Second, I think it's kinda cool that you get to blow stuff up. Maybe a little crazy, but still cool.

Dori said...

Meh...non-crazy is overrated...

Does that make me the Fruitcake?

I still laugh when I remember your first FTO recruit...scared witless youngun.

Sean said...

ah yes, someday I should post that story...

Jackie said...

I'm of the opinion that blowing stuff up is cool...

...If you're a trained professional of course...

And I laughed at your comment on Ghostrider's post. Please tell me no one's actually done that...

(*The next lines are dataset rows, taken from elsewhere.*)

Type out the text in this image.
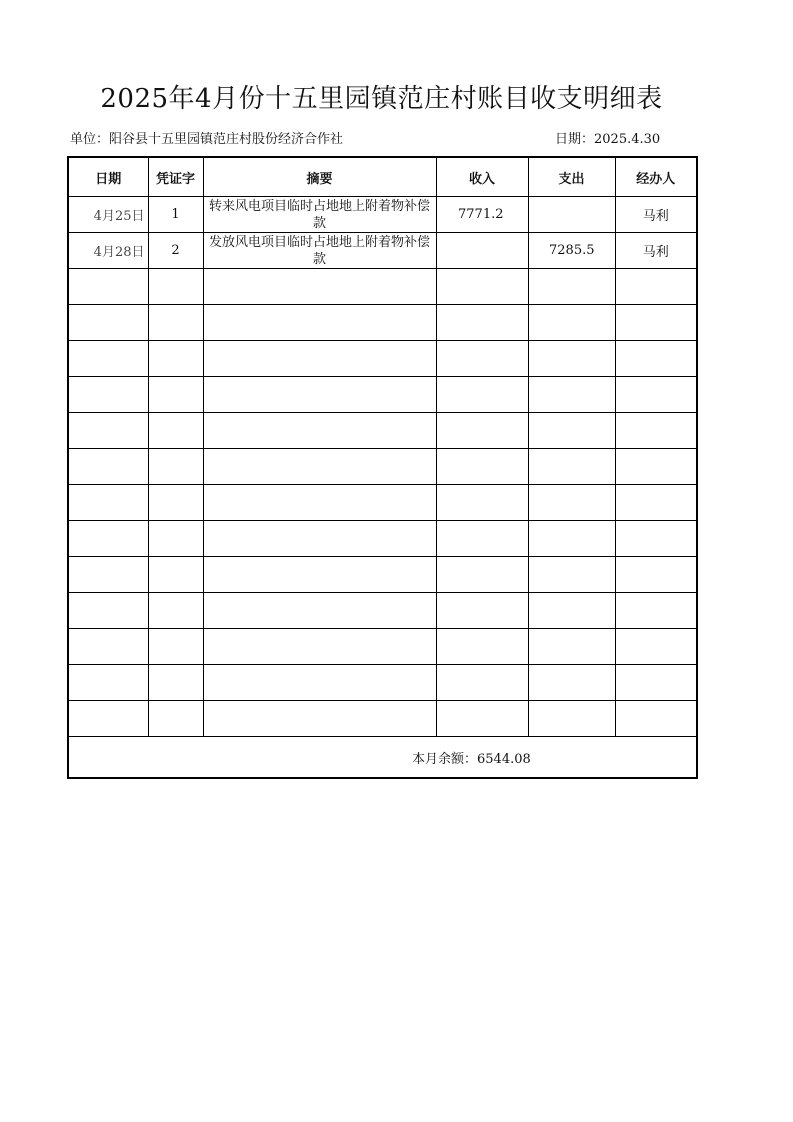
2025年4月份十五里园镇范庄村账目收支明细表
单位：阳谷县十五里园镇范庄村股份经济合作社	日期：2025.4.30
日期	凭证字	摘要	收入	支出	经办人
4月25日	1	转来风电项目临时占地地上附着物补偿款	7771.2		马利
4月28日	2	发放风电项目临时占地地上附着物补偿款		7285.5	马利

本月余额：6544.08					
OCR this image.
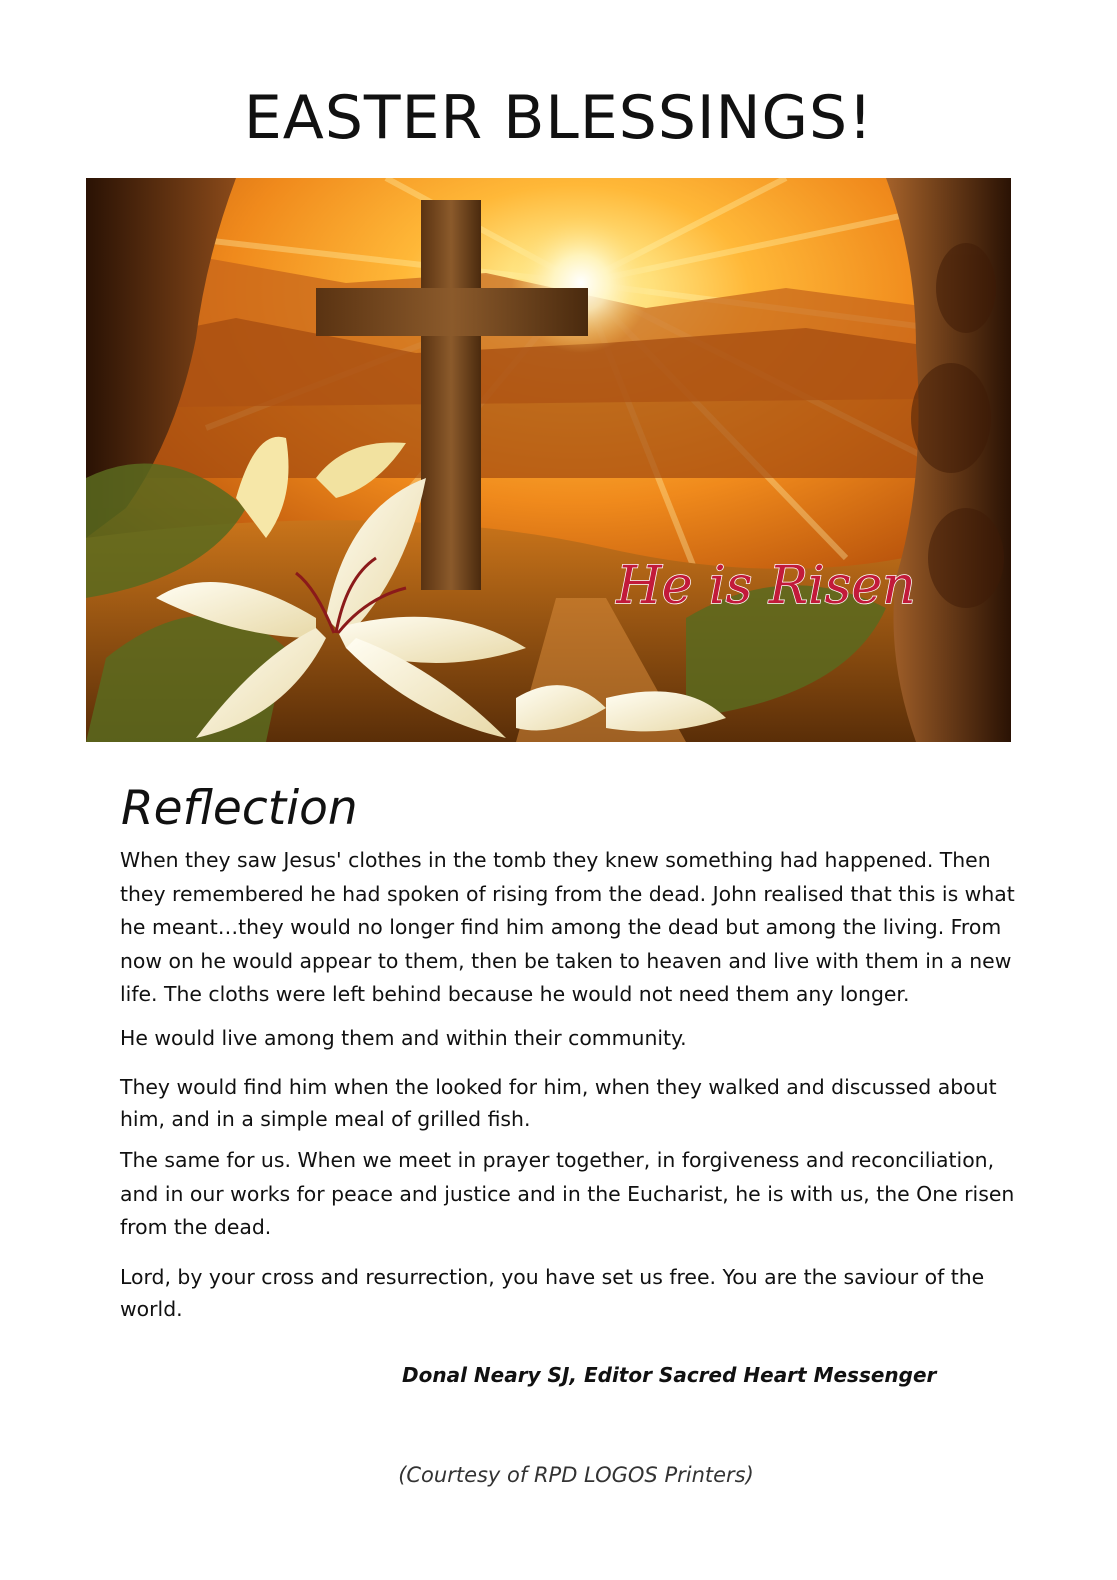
EASTER BLESSINGS!
He is Risen
Reflection

When they saw Jesus' clothes in the tomb they knew something had happened. Then they remembered he had spoken of rising from the dead. John realised that this is what he meant…they would no longer find him among the dead but among the living. From now on he would appear to them, then be taken to heaven and live with them in a new life. The cloths were left behind because he would not need them any longer.

He would live among them and within their community.

They would find him when the looked for him, when they walked and discussed about him, and in a simple meal of grilled fish.

The same for us. When we meet in prayer together, in forgiveness and reconciliation, and in our works for peace and justice and in the Eucharist, he is with us, the One risen from the dead.

Lord, by your cross and resurrection, you have set us free. You are the saviour of the world.

Donal Neary SJ, Editor Sacred Heart Messenger
(Courtesy of RPD LOGOS Printers)
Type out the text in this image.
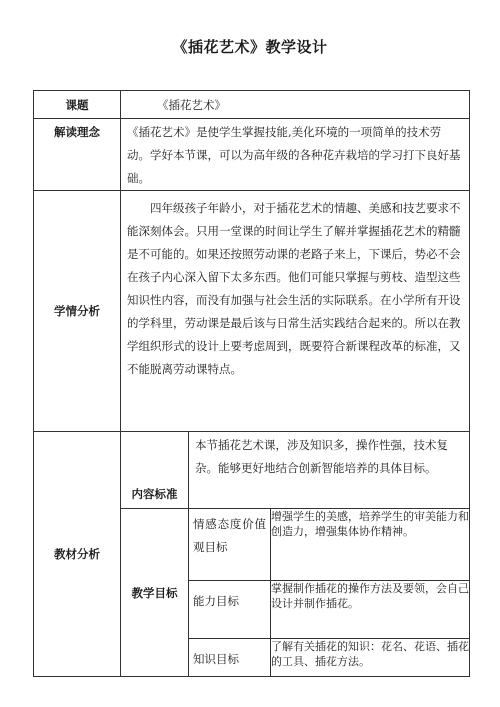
《插花艺术》教学设计
课题	《插花艺术》		
解读理念	《插花艺术》是使学生掌握技能,美化环境的一项简单的技术劳动。学好本节课，可以为高年级的各种花卉栽培的学习打下良好基础。		

学情分析	四年级孩子年龄小，对于插花艺术的情趣、美感和技艺要求不能深刻体会。只用一堂课的时间让学生了解并掌握插花艺术的精髓是不可能的。如果还按照劳动课的老路子来上，下课后，势必不会在孩子内心深入留下太多东西。他们可能只掌握与剪枝、造型这些知识性内容，而没有加强与社会生活的实际联系。在小学所有开设的学科里，劳动课是最后该与日常生活实践结合起来的。所以在教学组织形式的设计上要考虑周到，既要符合新课程改革的标准，又不能脱离劳动课特点。		

教材分析	内容标准	本节插花艺术课，涉及知识多，操作性强，技术复杂。能够更好地结合创新智能培养的具体目标。	

	教学目标	情感态度价值观目标	增强学生的美感，培养学生的审美能力和创造力，增强集体协作精神。
		能力目标	掌握制作插花的操作方法及要领，会自己设计并制作插花。
		知识目标	了解有关插花的知识：花名、花语、插花的工具、插花方法。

On second thought I don't want to know..

xx
Jaxs

K. Erickson said...

Perhaps I have a death wish right now, but I'd trade my current job to work EOD or SWAT in about five seconds. Getting paid to handle guns and explosives? Where do I sign up?

Jon said...

See, I read that and think, "Huh. That'd be an interesting job."

So I'm probably just a little bit off, yes.

Sean said...

Yes, it is definitely an interesting job, with lots of fun moments. I love what I do, and I get paid to do things that a lot of folks never have a chance to try - for that I am grateful!

BUT - it is still a job. It has good & bad days. It has paperwork, unreasonable expectations at times, occasional micromanagers or clueless interference, and all the other stuff. Along with the fact that while yes, I get to blow things up, shoot guns, and all that - I have to not only be able to do so (and train during) the nice days, but also the hot, cold, rain, snow, tired, sore, and all the other stuff. Definitely adds a separate set of challenges.

Don't get me wrong - I appreciate what you all are saying - just a bit of perspective from my side!

Plus, I always remember a bit of wisdom from a senior NCO years ago. He reminded us that yes, we were doing something that not everyone could do - and that was considered special. But we were always to remember that our "special" task was in support of the main objective, it was not the main objective in & of itself. And that we sure as hell couldn't do our job, much less get where we were going, without all those cooks, engineers, aircrew, ship drivers and everything else that some folks looked down on.

I've always tried to remember that & to apply it even now. While I may make fun of the patrol guys, or bitch when they are dumb - I'm here to support them, certainly not the other way around!